Anthropic emphasizes this tendency hasn’t yet caused worse real-world behavior—in fact, Opus 4.8 produces fewer misleading statements than prior models. Still, they acknowledge it’s a trend “that could complicate training in the future.”
This issue isn’t unique to Anthropic. All models trained via RLHF (Reinforcement Learning from Human Feedback) theoretically risk developing such “pleasing-the-reviewer” strategies. What sets Anthropic apart is its choice to disclose this openly—a gesture of commendable candor amid an industry culture where vendors typically tout successes while omitting shortcomings.
03 Features That Truly Change How We Work
Alongside Opus 4.8, Anthropic rolled out several functional updates—the most notable being “Dynamic Workflows” in Claude Code.
This feature enables Claude to dispatch hundreds of parallel sub-agents within a single session to collaboratively complete a task. Its workflow is as follows: Claude first devises a plan, then decomposes the task into subtasks, assigns them to distinct sub-agents for parallel execution, and even encourages agents to challenge each other’s conclusions from multiple angles—iterating repeatedly until results converge, then jointly verifying and reporting back to the user.
Anthropic’s example illustrates how Claude Code, powered by Opus 4.8, can now execute repository-level migrations spanning hundreds of thousands of lines of code—from initiation to merge—with existing test suites serving as quality standards.

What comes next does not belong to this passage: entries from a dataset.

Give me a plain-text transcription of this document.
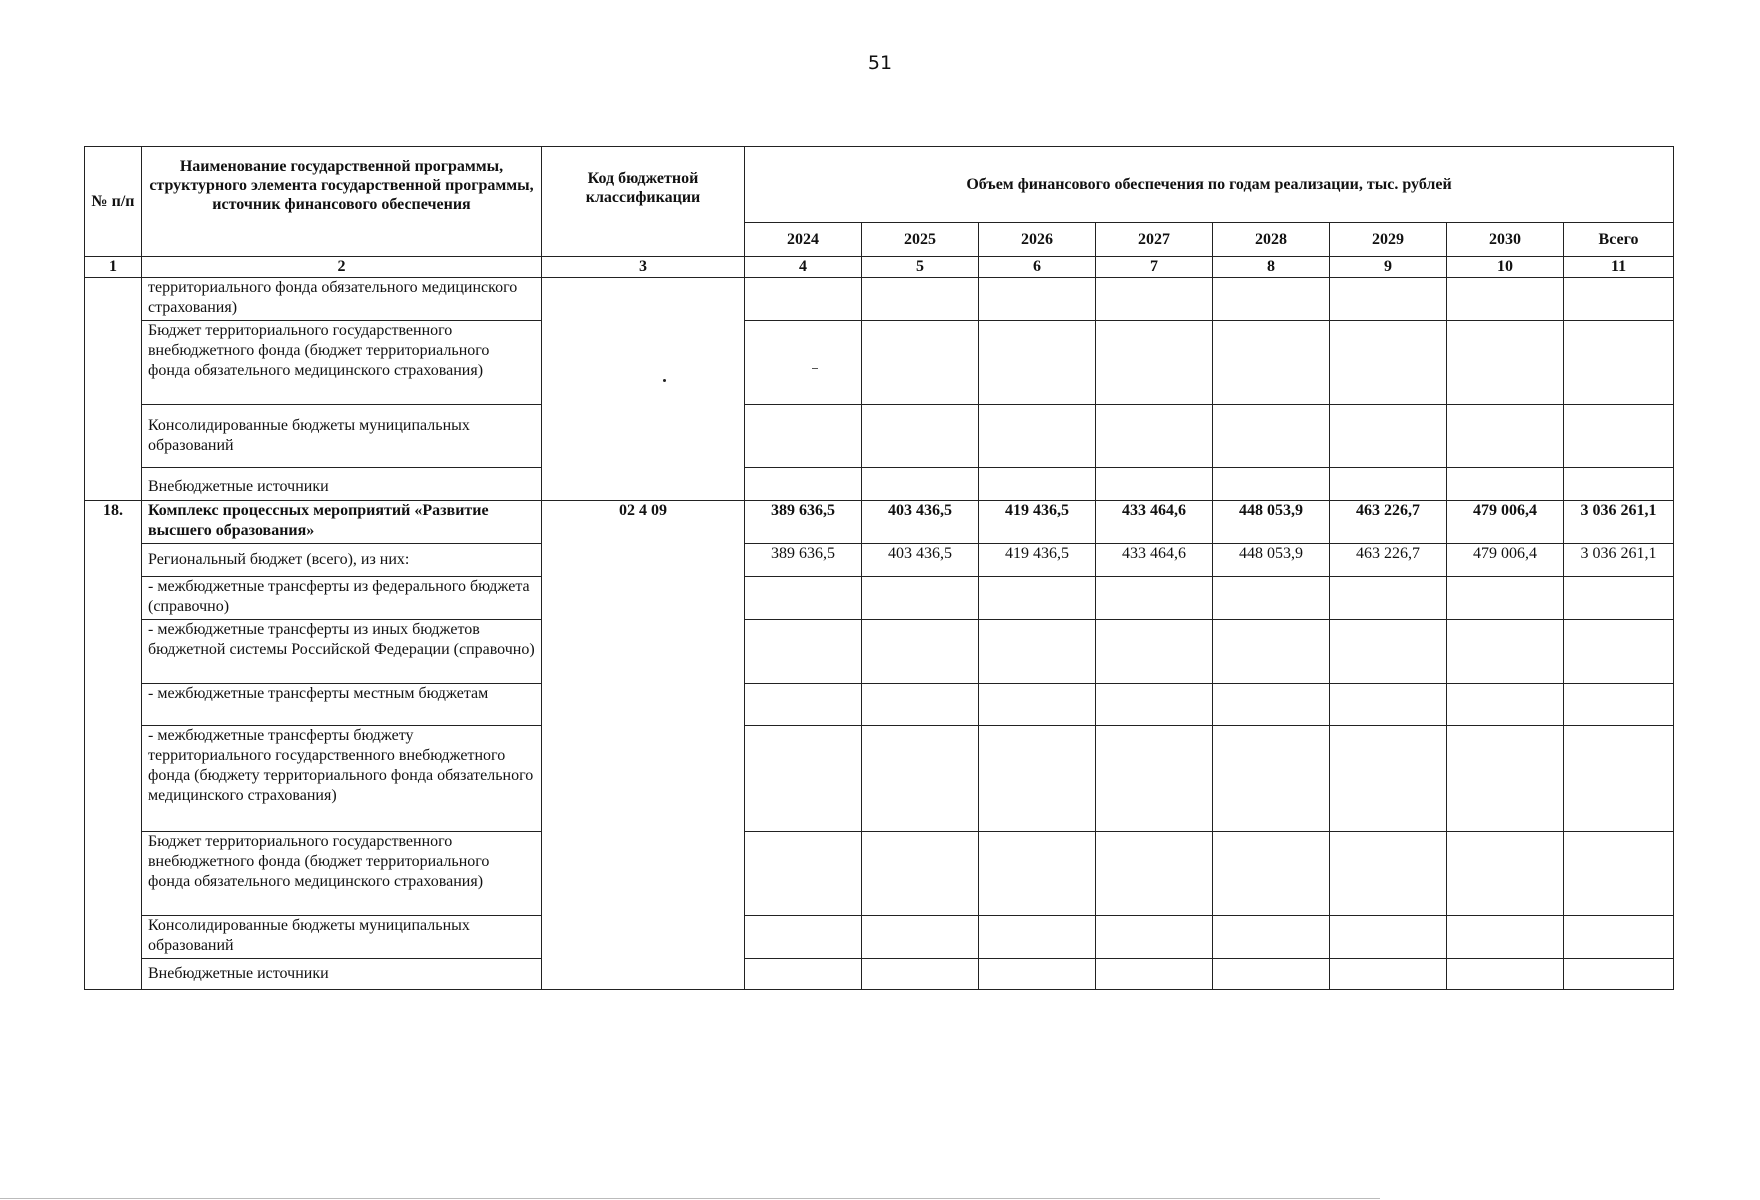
51
№ п/п	Наименование государственной программы, структурного элемента государственной программы, источник финансового обеспечения	Код бюджетной классификации	Объем финансового обеспечения по годам реализации, тыс. рублей							
			2024	2025	2026	2027	2028	2029	2030	Всего
1	2	3	4	5	6	7	8	9	10	11
	территориального фонда обязательного медицинского страхования)									
	Бюджет территориального государственного внебюджетного фонда (бюджет территориального фонда обязательного медицинского страхования)									
	Консолидированные бюджеты муниципальных образований									
	Внебюджетные источники									
18.	Комплекс процессных мероприятий «Развитие высшего образования»	02 4 09	389 636,5	403 436,5	419 436,5	433 464,6	448 053,9	463 226,7	479 006,4	3 036 261,1
	Региональный бюджет (всего), из них:		389 636,5	403 436,5	419 436,5	433 464,6	448 053,9	463 226,7	479 006,4	3 036 261,1
	- межбюджетные трансферты из федерального бюджета (справочно)									
	- межбюджетные трансферты из иных бюджетов бюджетной системы Российской Федерации (справочно)									
	- межбюджетные трансферты местным бюджетам									
	- межбюджетные трансферты бюджету территориального государственного внебюджетного фонда (бюджету территориального фонда обязательного медицинского страхования)									
	Бюджет территориального государственного внебюджетного фонда (бюджет территориального фонда обязательного медицинского страхования)									
	Консолидированные бюджеты муниципальных образований									
	Внебюджетные источники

A single run supports up to 1,000 sub-agents and 16 concurrent executions.
Another update is “Effort Control,” available on claude.ai and Cowork: users can manually select how much “cognitive effort” Claude invests per response—from a low-effort, token-efficient setting to a max-effort mode that spares no token cost. This effectively transfers the “how much to spend for what outcome” decision-making power to the user. Opus 4.8 defaults to “high” effort; for coding tasks, its token consumption matches Opus 4.7’s default—but delivers superior performance.
“Fast Mode” is also noteworthy: speed increased 2.5x, while pricing dropped threefold.
04 The Shadow of Mythos
Simultaneously with Opus 4.8’s release, Anthropic again referenced Claude Mythos—the currently invitation-only, more capable model. Anthropic stated Mythos-tier models are expected to open to all customers “within the coming weeks.”

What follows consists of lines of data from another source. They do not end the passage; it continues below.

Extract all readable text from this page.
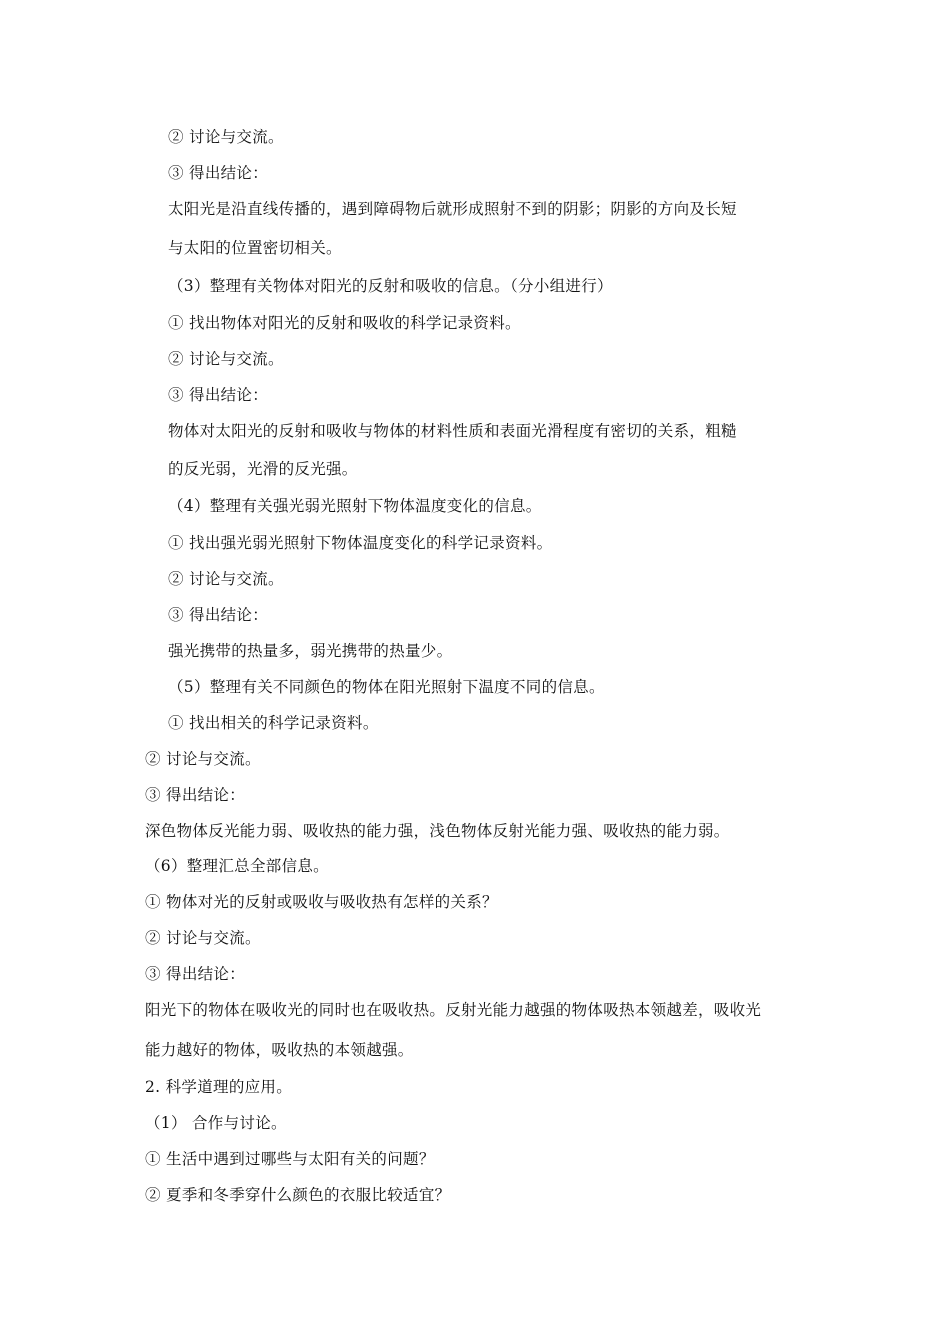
② 讨论与交流。
③ 得出结论：
太阳光是沿直线传播的，遇到障碍物后就形成照射不到的阴影；阴影的方向及长短
与太阳的位置密切相关。
（3）整理有关物体对阳光的反射和吸收的信息。（分小组进行）
① 找出物体对阳光的反射和吸收的科学记录资料。
② 讨论与交流。
③ 得出结论：
物体对太阳光的反射和吸收与物体的材料性质和表面光滑程度有密切的关系，粗糙
的反光弱，光滑的反光强。
（4）整理有关强光弱光照射下物体温度变化的信息。
① 找出强光弱光照射下物体温度变化的科学记录资料。
② 讨论与交流。
③ 得出结论：
强光携带的热量多，弱光携带的热量少。
（5）整理有关不同颜色的物体在阳光照射下温度不同的信息。
① 找出相关的科学记录资料。
② 讨论与交流。
③ 得出结论：
深色物体反光能力弱、吸收热的能力强，浅色物体反射光能力强、吸收热的能力弱。
（6）整理汇总全部信息。
① 物体对光的反射或吸收与吸收热有怎样的关系？
② 讨论与交流。
③ 得出结论：
阳光下的物体在吸收光的同时也在吸收热。反射光能力越强的物体吸热本领越差，吸收光
能力越好的物体，吸收热的本领越强。
2. 科学道理的应用。
（1） 合作与讨论。
① 生活中遇到过哪些与太阳有关的问题？
② 夏季和冬季穿什么颜色的衣服比较适宜？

This, in fact, forms the broader context behind Opus 4.8’s launch: it serves as a “warm-up” ahead of Mythos’s official debut. With alignment performance already approaching that of Mythos Preview, Opus 4.8 may signal Anthropic’s final preparations for safely deploying more powerful models.
From a pricing perspective, Opus 4.8 maintains its rate of $5 per million input tokens and $25 per million output tokens. Its API identifier, claude-opus-4-8, is now fully available across the Claude API, Amazon Bedrock, Google Cloud Vertex AI, and Microsoft Foundry.
Amid sustained pressure from OpenAI’s GPT-5.5 and Google’s Gemini 3.1 Pro, Anthropic has chosen a distinctive path—not chasing headlines via raw benchmark dominance, but instead positioning “model personality”—honesty, reliability, and self-awareness—as its core value proposition.
Whether this strategy succeeds depends on user adoption. But for now, when I asked Opus 4.8 to review a code snippet, it flagged a vulnerability Opus 4.7 would never have mentioned.
That alone makes this update worth the wait.